VeProcess is the general interface to interacting with the Vector Engine. It has the following key functionalities:
- Low-level functions to manage VE memory, and transfer from/to the VE and the VH (Vector Host), including integration
with
java.io.InputStreamandjava.io.OutputStream. - Higher level functions to call methods (by name) in libraries that are loaded on the Vector Engine,
taking
VeColVectors as inputs and producing new ones as outputs. These also wrap lower level methods provided by the AVEO API, such as argument setting, memory allocation, and similar. The argument types need to correspond to what is in the underlying functions.

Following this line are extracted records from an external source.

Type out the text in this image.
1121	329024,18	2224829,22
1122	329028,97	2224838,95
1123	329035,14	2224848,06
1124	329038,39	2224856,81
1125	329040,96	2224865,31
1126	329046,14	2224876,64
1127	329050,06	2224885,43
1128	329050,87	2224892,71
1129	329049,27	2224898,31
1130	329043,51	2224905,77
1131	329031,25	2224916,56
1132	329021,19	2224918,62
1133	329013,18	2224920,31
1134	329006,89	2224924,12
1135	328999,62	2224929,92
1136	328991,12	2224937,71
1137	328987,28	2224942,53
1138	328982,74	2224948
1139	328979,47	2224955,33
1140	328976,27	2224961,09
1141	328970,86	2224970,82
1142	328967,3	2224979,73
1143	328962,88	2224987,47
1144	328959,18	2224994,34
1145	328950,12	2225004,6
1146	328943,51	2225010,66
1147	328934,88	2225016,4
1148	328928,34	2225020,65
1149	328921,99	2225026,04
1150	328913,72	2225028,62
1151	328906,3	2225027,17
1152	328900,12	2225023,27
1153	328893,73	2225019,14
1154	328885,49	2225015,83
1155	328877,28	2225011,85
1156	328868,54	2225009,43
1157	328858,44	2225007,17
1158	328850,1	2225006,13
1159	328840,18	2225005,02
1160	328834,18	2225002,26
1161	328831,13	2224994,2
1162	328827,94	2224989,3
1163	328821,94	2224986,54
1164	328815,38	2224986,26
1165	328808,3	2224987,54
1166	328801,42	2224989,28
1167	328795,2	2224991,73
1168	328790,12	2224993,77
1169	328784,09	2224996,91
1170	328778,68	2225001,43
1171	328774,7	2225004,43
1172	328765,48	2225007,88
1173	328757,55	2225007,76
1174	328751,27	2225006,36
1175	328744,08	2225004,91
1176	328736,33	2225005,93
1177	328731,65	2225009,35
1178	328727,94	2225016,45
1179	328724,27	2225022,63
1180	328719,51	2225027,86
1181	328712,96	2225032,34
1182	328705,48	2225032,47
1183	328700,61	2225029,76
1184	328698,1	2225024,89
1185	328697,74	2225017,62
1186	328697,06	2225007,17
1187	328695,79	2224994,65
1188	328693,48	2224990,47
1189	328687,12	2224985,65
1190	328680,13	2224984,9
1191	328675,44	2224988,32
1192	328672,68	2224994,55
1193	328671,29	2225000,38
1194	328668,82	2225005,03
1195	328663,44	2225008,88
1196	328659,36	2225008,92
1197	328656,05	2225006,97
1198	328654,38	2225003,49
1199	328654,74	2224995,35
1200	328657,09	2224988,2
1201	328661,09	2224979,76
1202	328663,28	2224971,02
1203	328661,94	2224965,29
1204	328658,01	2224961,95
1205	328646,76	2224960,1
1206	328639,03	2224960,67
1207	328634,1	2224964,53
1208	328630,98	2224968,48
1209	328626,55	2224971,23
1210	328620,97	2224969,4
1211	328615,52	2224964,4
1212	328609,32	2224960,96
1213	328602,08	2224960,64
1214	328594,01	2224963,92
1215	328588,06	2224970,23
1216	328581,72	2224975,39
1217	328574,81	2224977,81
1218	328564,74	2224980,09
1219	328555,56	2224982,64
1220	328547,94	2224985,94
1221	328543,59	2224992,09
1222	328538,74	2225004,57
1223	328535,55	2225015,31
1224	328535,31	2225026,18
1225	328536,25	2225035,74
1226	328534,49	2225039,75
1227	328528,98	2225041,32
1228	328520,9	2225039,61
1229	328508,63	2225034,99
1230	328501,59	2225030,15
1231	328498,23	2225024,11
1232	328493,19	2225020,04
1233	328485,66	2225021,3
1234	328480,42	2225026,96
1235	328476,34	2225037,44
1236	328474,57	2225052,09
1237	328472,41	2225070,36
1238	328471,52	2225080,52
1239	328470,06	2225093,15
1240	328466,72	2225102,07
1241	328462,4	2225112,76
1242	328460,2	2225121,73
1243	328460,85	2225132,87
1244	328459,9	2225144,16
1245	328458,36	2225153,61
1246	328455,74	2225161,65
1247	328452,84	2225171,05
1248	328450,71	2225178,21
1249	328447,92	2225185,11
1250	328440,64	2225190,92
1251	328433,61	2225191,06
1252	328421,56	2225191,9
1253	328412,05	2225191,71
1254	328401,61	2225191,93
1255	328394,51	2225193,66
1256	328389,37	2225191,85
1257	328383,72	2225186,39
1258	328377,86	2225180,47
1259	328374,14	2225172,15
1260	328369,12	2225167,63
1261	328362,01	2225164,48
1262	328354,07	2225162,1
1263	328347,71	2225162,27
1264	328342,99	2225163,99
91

Technically, VeProcess could have anything behind the scenes, including an x86 CPU implementation, however this has
not been strictly needed in the development. In the plug-in lifecycle, VeProcess is created using
veo_proc_create,
and there should only really be one of this process instance per JVM process, in relation to the capabilities of AVEO.
A DeferredVeProcess is created in order to deal with Spark's serializability issues and the need to lazy-load. In unit
tests, on the other hand, the VeProcess is created via the functionality in WithVeProcess, in order to reduce the
test run times by not having to bring up a new SparkContext.
Test suites extending WithVeProcess generally put the VeProcess through its paces. For example, ArrowTransferCheck
verifies multi-function calls (eg turn one columnar batch into multiple, for the purpose of partitioning), and also
validating all the different conversions from Arrow types to the VE and back. VeSerializerSpec is particularly
important, and serialization will be discussed later.